Monday, April 11, 2011

Science and Mr. Shriver

Adam Shriver discusses the earnings tax over at the 'Hub, and doubts whether its negative effect on cities has been adequately proven:
So if one wanted to honestly study such a phenomenon he or she might begin with some research before performing analysis. How many cities have earnings taxes in the U.S.? answer 14 states and the district of Columbia a list encompassing hundreds of cities. Has there ever been a documented scientific study that demonstrates that employers avoid such cities? In truth I do not know.
The Sun King visits the Academy of
Sciences--but where are the marginal
value model equations?
He doesn't specify what he means by "scientific study," but I suspect he has in mind something like this: an empirical study demonstrating a correlation between cities employers avoid and earnings taxes. In the physical sciences, where work is done by isolating variables and demonstrating causation, such an approach can be quite productive.

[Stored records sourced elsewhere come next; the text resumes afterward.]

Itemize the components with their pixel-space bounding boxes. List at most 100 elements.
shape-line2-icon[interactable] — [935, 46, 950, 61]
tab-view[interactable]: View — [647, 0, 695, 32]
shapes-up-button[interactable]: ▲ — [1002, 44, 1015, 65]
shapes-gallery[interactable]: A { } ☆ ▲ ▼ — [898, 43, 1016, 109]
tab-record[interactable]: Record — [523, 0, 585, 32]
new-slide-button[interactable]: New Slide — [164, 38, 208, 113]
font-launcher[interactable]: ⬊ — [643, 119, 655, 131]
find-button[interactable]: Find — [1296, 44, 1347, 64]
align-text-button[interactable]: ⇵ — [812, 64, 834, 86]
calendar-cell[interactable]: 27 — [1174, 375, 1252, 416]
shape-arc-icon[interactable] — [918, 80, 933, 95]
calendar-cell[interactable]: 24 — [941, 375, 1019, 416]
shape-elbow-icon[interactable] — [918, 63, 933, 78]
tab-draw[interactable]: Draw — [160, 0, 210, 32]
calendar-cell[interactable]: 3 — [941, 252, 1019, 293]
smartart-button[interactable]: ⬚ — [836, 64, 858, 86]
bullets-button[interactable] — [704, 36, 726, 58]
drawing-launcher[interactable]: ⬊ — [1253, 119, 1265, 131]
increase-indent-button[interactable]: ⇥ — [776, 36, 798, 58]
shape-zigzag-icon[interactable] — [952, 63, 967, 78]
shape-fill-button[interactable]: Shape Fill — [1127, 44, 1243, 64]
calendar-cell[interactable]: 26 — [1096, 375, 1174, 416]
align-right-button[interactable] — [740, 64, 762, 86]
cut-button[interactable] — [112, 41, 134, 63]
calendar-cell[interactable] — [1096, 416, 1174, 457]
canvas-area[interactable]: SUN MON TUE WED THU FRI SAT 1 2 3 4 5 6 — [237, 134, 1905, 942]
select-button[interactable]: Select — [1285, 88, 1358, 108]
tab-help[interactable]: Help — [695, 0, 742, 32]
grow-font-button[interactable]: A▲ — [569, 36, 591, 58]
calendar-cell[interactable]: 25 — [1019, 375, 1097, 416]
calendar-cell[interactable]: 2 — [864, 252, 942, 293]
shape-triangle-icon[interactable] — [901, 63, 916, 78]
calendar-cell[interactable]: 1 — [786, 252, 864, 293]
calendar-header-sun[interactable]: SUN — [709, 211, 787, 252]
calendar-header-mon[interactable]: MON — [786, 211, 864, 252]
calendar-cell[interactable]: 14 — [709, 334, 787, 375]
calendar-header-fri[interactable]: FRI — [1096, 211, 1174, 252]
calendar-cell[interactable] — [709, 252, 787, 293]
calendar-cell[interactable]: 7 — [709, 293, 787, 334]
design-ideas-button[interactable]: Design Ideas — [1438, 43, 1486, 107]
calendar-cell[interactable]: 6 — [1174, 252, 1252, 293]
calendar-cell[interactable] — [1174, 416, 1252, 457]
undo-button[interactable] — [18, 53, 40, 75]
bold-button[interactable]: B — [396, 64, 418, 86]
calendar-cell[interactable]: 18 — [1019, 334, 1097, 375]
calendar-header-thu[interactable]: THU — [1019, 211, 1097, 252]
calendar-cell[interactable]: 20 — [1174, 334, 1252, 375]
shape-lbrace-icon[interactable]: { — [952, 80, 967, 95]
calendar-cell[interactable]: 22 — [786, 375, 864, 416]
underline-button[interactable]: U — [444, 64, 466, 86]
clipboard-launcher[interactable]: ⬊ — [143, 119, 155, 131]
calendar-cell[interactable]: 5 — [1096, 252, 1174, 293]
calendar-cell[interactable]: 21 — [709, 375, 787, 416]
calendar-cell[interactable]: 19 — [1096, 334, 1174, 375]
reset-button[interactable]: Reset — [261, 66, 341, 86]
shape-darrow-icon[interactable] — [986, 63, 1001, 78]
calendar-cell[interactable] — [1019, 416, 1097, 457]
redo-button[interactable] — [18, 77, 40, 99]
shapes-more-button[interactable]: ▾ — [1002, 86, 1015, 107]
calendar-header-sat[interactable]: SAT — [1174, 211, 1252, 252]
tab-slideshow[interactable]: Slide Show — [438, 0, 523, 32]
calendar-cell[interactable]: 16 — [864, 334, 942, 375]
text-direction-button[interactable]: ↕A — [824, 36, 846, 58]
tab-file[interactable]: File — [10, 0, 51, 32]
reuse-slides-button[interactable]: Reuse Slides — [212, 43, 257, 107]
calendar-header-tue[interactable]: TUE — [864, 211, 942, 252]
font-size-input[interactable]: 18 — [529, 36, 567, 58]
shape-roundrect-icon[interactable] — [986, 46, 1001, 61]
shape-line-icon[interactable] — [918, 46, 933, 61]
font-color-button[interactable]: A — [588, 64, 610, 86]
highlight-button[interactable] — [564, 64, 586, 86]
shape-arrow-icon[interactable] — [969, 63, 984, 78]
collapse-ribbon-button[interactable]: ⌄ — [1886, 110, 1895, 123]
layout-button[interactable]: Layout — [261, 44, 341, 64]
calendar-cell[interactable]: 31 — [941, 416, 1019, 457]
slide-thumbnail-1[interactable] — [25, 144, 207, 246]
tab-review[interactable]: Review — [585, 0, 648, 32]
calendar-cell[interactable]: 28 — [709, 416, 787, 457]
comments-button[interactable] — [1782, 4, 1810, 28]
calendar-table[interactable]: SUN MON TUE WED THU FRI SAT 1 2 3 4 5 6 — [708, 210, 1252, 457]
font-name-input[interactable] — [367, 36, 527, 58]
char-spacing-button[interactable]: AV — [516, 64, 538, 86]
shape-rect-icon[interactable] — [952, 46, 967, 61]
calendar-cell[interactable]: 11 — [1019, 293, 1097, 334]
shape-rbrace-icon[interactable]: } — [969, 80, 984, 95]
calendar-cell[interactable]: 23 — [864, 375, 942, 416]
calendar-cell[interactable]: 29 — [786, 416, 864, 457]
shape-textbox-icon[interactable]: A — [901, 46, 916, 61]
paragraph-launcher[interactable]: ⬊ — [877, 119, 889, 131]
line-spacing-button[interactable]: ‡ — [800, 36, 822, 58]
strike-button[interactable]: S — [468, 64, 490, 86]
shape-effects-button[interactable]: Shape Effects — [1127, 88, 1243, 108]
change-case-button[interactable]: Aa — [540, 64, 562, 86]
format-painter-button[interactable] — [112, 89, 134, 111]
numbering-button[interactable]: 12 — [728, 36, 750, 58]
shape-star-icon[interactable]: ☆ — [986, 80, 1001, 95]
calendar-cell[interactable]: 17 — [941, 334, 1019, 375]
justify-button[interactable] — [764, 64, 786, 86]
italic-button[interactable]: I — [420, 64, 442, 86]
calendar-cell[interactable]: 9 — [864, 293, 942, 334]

But human societies cannot be readily reduced to controlled laboratory conditions -- which is why the constant reminder about statistics is that correlation does not necessarily prove causation. Say Portland enacted an earnings tax and didn't see any avoidance on the part of employers. Hypothesis demolished, right? But hold on -- we don't know what else Portland is doing. Are its other taxes (or wages!) attractively low? Does it ply potential employers with tax breaks? Is it the only game in town for certain industries, which allows it to extract (in an essentially monopolistic way) its earnings tax?

Such messy variables are the reason Austrian economists, for example, reject statistical studies of correlation as a valid basis for economic inquiry. Instead, economics must seek to understand the commonsense principles all human action is based on (what Mises called "praxeology"), and then derive economic conclusions from those principles. Such commonsense principles intuitively include the idea that, if I can do the same business in Clayton I can do in the City of St. Louis, but have less of my earnings taken away from me, then, all other things being equal, that's where I'm going to go!

Now, we can call that analysis "scientific" in the sense that it's pretty obviously true, but my suspicions are that Mr. Shriver wants something with charts and graphs. There are excellent reasons to think, though, that human diversity is more obscured than clarified by attempting to reduce it to colored bars and pie sections.